La experiencia de este grupo que recibió total respaldo de la dirigencia, como nunca antes había sucedido con un equipo del país (la ocasión lo ameritaba) arrojó también puntos positivos que deben resaltarse.
Primero, la preparación científica que se llevó a cabo y en la que tuvieron mucho qué ver Rodrigo Larrahondo y el médico Nelson Rodríguez. Un ejemplo para seguir con los mayores, con el fin de que se aprovechen las bondades (altura) de una localía como en este caso sucedió con Bogotá.

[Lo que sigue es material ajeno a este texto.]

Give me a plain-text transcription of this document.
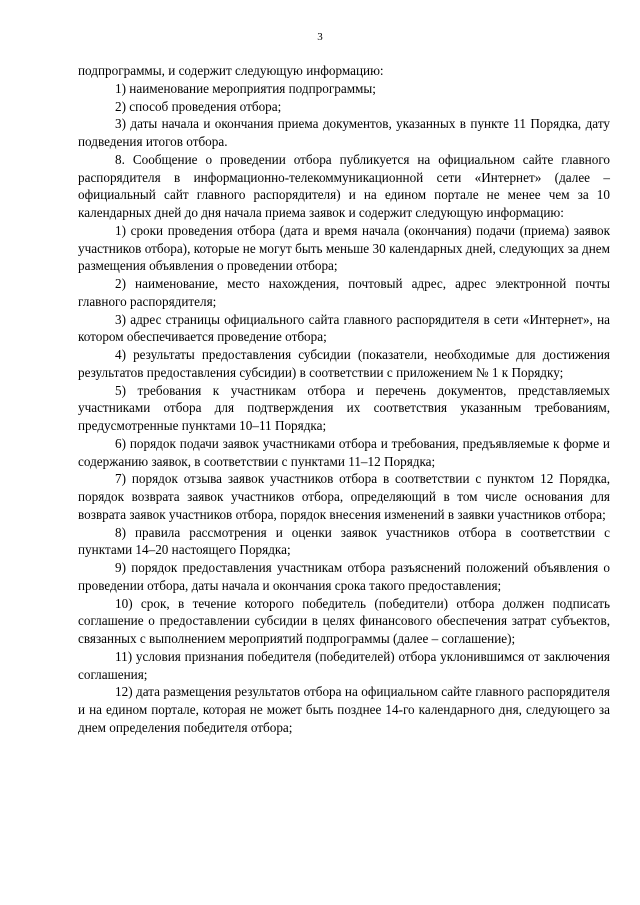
3

подпрограммы, и содержит следующую информацию:

1) наименование мероприятия подпрограммы;

2) способ проведения отбора;

3) даты начала и окончания приема документов, указанных в пункте 11 Порядка, дату подведения итогов отбора.

8. Сообщение о проведении отбора публикуется на официальном сайте главного распорядителя в информационно-телекоммуникационной сети «Интернет» (далее – официальный сайт главного распорядителя) и на едином портале не менее чем за 10 календарных дней до дня начала приема заявок и содержит следующую информацию:

1) сроки проведения отбора (дата и время начала (окончания) подачи (приема) заявок участников отбора), которые не могут быть меньше 30 календарных дней, следующих за днем размещения объявления о проведении отбора;

2) наименование, место нахождения, почтовый адрес, адрес электронной почты главного распорядителя;

3) адрес страницы официального сайта главного распорядителя в сети «Интернет», на котором обеспечивается проведение отбора;

4) результаты предоставления субсидии (показатели, необходимые для достижения результатов предоставления субсидии) в соответствии с приложением № 1 к Порядку;

5) требования к участникам отбора и перечень документов, представляемых участниками отбора для подтверждения их соответствия указанным требованиям, предусмотренные пунктами 10–11 Порядка;

6) порядок подачи заявок участниками отбора и требования, предъявляемые к форме и содержанию заявок, в соответствии с пунктами 11–12 Порядка;

7) порядок отзыва заявок участников отбора в соответствии с пунктом 12 Порядка, порядок возврата заявок участников отбора, определяющий в том числе основания для возврата заявок участников отбора, порядок внесения изменений в заявки участников отбора;

8) правила рассмотрения и оценки заявок участников отбора в соответствии с пунктами 14–20 настоящего Порядка;

9) порядок предоставления участникам отбора разъяснений положений объявления о проведении отбора, даты начала и окончания срока такого предоставления;

10) срок, в течение которого победитель (победители) отбора должен подписать соглашение о предоставлении субсидии в целях финансового обеспечения затрат субъектов, связанных с выполнением мероприятий подпрограммы (далее – соглашение);

11) условия признания победителя (победителей) отбора уклонившимся от заключения соглашения;

12) дата размещения результатов отбора на официальном сайте главного распорядителя и на едином портале, которая не может быть позднее 14-го календарного дня, следующего за днем определения победителя отбора;
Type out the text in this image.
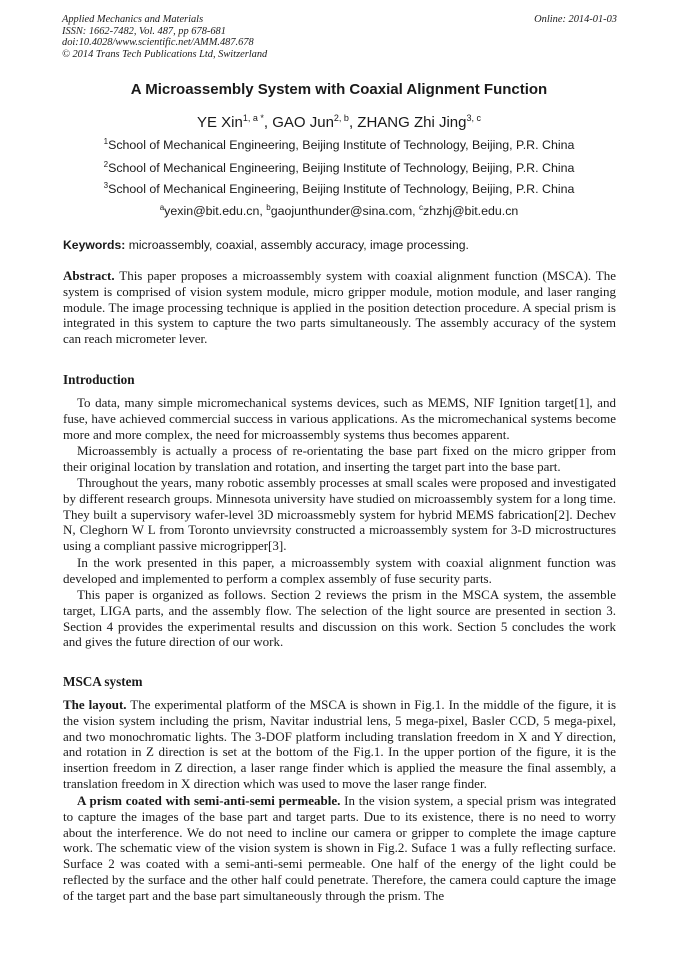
Applied Mechanics and Materials
ISSN: 1662-7482, Vol. 487, pp 678-681
doi:10.4028/www.scientific.net/AMM.487.678
© 2014 Trans Tech Publications Ltd, Switzerland
Online: 2014-01-03
A Microassembly System with Coaxial Alignment Function
YE Xin$^{1, a *}$, GAO Jun$^{2, b}$, ZHANG Zhi Jing$^{3, c}$
$^1$School of Mechanical Engineering, Beijing Institute of Technology, Beijing, P.R. China
$^2$School of Mechanical Engineering, Beijing Institute of Technology, Beijing, P.R. China
$^3$School of Mechanical Engineering, Beijing Institute of Technology, Beijing, P.R. China
$^a$yexin@bit.edu.cn, $^b$gaojunthunder@sina.com, $^c$zhzhj@bit.edu.cn
Keywords: microassembly, coaxial, assembly accuracy, image processing.
Abstract. This paper proposes a microassembly system with coaxial alignment function (MSCA). The system is comprised of vision system module, micro gripper module, motion module, and laser ranging module. The image processing technique is applied in the position detection procedure. A special prism is integrated in this system to capture the two parts simultaneously. The assembly accuracy of the system can reach micrometer lever.
Introduction
To data, many simple micromechanical systems devices, such as MEMS, NIF Ignition target[1], and fuse, have achieved commercial success in various applications. As the micromechanical systems become more and more complex, the need for microassembly systems thus becomes apparent.
Microassembly is actually a process of re-orientating the base part fixed on the micro gripper from their original location by translation and rotation, and inserting the target part into the base part.
Throughout the years, many robotic assembly processes at small scales were proposed and investigated by different research groups. Minnesota university have studied on microassembly system for a long time. They built a supervisory wafer-level 3D microassmebly system for hybrid MEMS fabrication[2]. Dechev N, Cleghorn W L from Toronto unvievrsity constructed a microassembly system for 3-D microstructures using a compliant passive microgripper[3].
In the work presented in this paper, a microassembly system with coaxial alignment function was developed and implemented to perform a complex assembly of fuse security parts.
This paper is organized as follows. Section 2 reviews the prism in the MSCA system, the assemble target, LIGA parts, and the assembly flow. The selection of the light source are presented in section 3. Section 4 provides the experimental results and discussion on this work. Section 5 concludes the work and gives the future direction of our work.
MSCA system
The layout. The experimental platform of the MSCA is shown in Fig.1. In the middle of the figure, it is the vision system including the prism, Navitar industrial lens, 5 mega-pixel, Basler CCD, 5 mega-pixel, and two monochromatic lights. The 3-DOF platform including translation freedom in X and Y direction, and rotation in Z direction is set at the bottom of the Fig.1. In the upper portion of the figure, it is the insertion freedom in Z direction, a laser range finder which is applied the measure the final assembly, a translation freedom in X direction which was used to move the laser range finder.
A prism coated with semi-anti-semi permeable. In the vision system, a special prism was integrated to capture the images of the base part and target parts. Due to its existence, there is no need to worry about the interference. We do not need to incline our camera or gripper to complete the image capture work. The schematic view of the vision system is shown in Fig.2. Suface 1 was a fully reflecting surface. Surface 2 was coated with a semi-anti-semi permeable. One half of the energy of the light could be reflected by the surface and the other half could penetrate. Therefore, the camera could capture the image of the target part and the base part simultaneously through the prism. The
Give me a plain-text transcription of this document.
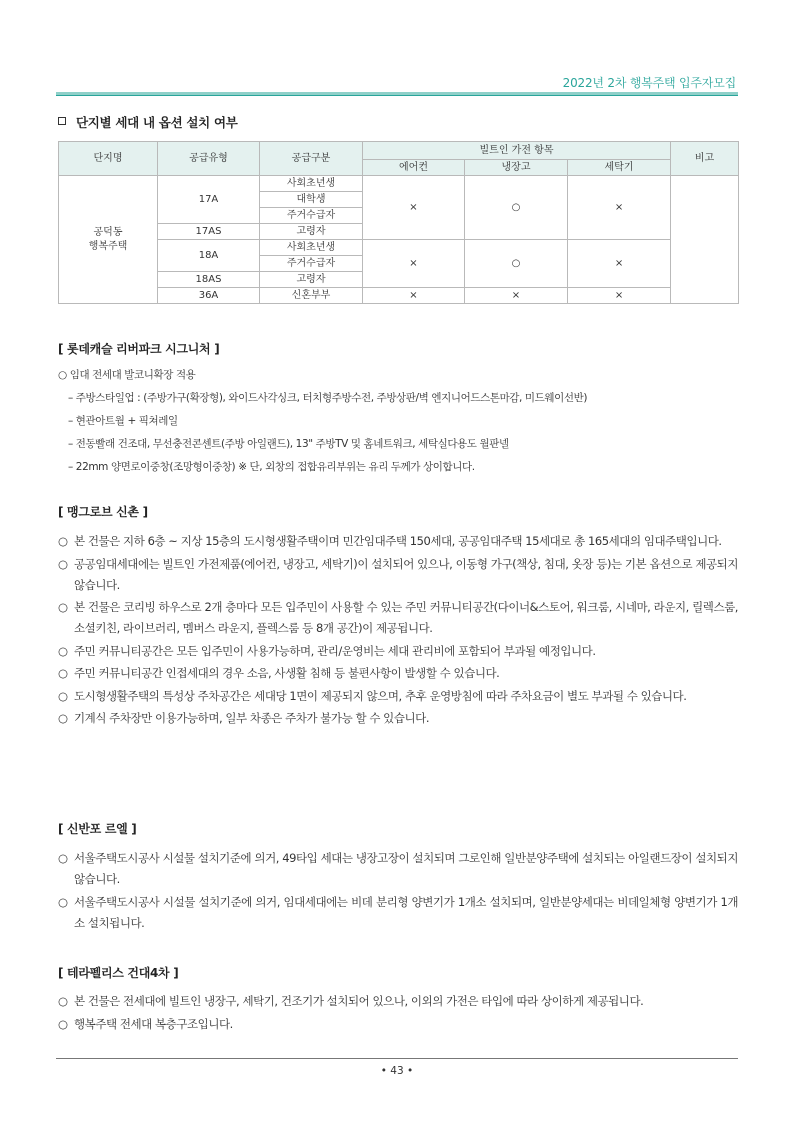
2022년 2차 행복주택 입주자모집
단지별 세대 내 옵션 설치 여부
단지명	공급유형	공급구분	빌트인 가전 항목			비고
			에어컨	냉장고	세탁기	

공덕동
행복주택	17A	사회초년생	×	○	×	
		대학생				
		주거수급자				
	17AS	고령자				
	18A	사회초년생	×	○	×	
		주거수급자				
	18AS	고령자				
	36A	신혼부부	×	×	×	
[ 롯데캐슬 리버파크 시그니처 ]
○ 임대 전세대 발코니확장 적용
– 주방스타일업 : (주방가구(확장형), 와이드사각싱크, 터치형주방수전, 주방상판/벽 엔지니어드스톤마감, 미드웨이선반)
– 현관아트월 + 픽쳐레일
– 전동빨래 건조대, 무선충전콘센트(주방 아일랜드), 13" 주방TV 및 홈네트워크, 세탁실다용도 월판넬
– 22mm 양면로이중창(조망형이중창) ※ 단, 외창의 접합유리부위는 유리 두께가 상이합니다.
[ 맹그로브 신촌 ]
○ 본 건물은 지하 6층 ~ 지상 15층의 도시형생활주택이며 민간임대주택 150세대, 공공임대주택 15세대로 총 165세대의 임대주택입니다.
○ 공공임대세대에는 빌트인 가전제품(에어컨, 냉장고, 세탁기)이 설치되어 있으나, 이동형 가구(책상, 침대, 옷장 등)는 기본 옵션으로 제공되지 않습니다.
○ 본 건물은 코리빙 하우스로 2개 층마다 모든 입주민이 사용할 수 있는 주민 커뮤니티공간(다이너&스토어, 워크룸, 시네마, 라운지, 릴렉스룸, 소셜키친, 라이브러리, 멤버스 라운지, 플렉스룸 등 8개 공간)이 제공됩니다.
○ 주민 커뮤니티공간은 모든 입주민이 사용가능하며, 관리/운영비는 세대 관리비에 포함되어 부과될 예정입니다.
○ 주민 커뮤니티공간 인접세대의 경우 소음, 사생활 침해 등 불편사항이 발생할 수 있습니다.
○ 도시형생활주택의 특성상 주차공간은 세대당 1면이 제공되지 않으며, 추후 운영방침에 따라 주차요금이 별도 부과될 수 있습니다.
○ 기계식 주차장만 이용가능하며, 일부 차종은 주차가 불가능 할 수 있습니다.
[ 신반포 르엘 ]
○ 서울주택도시공사 시설물 설치기준에 의거, 49타입 세대는 냉장고장이 설치되며 그로인해 일반분양주택에 설치되는 아일랜드장이 설치되지 않습니다.
○ 서울주택도시공사 시설물 설치기준에 의거, 임대세대에는 비데 분리형 양변기가 1개소 설치되며, 일반분양세대는 비데일체형 양변기가 1개소 설치됩니다.
[ 테라펠리스 건대4차 ]
○ 본 건물은 전세대에 빌트인 냉장구, 세탁기, 건조기가 설치되어 있으나, 이외의 가전은 타입에 따라 상이하게 제공됩니다.
○ 행복주택 전세대 복층구조입니다.
• 43 •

Y el acompañamiento que hicieron los capitalinos mientras la Sub20 estuvo allí. El fervor para rodear al equipo fue determinante en algunos partidos para que los dirigidos por Eduardo Lara superaran baches. Cerca de 150 mil personas alentaron a la Selección en los cuatro encuentros.
La ratificación de varios jugadores que seguramente en el futuro le darán una mano al equipo de mayores. El de más puntos, James Rodríguez, un 10 que tanto se añoraba.
Luego, el goleador Luis Fernando Muriel, con talla internacional, así como el lateral derecho Santiago Arias. En el grupo había excelentes elementos, pero por fuera quedaron otros de alto nivel y marginados por determinaciones técnicas, con el aval de los directivos.
Colombia tiene cómo conformar un mejor elenco debido a la abundancia de talentos que existen.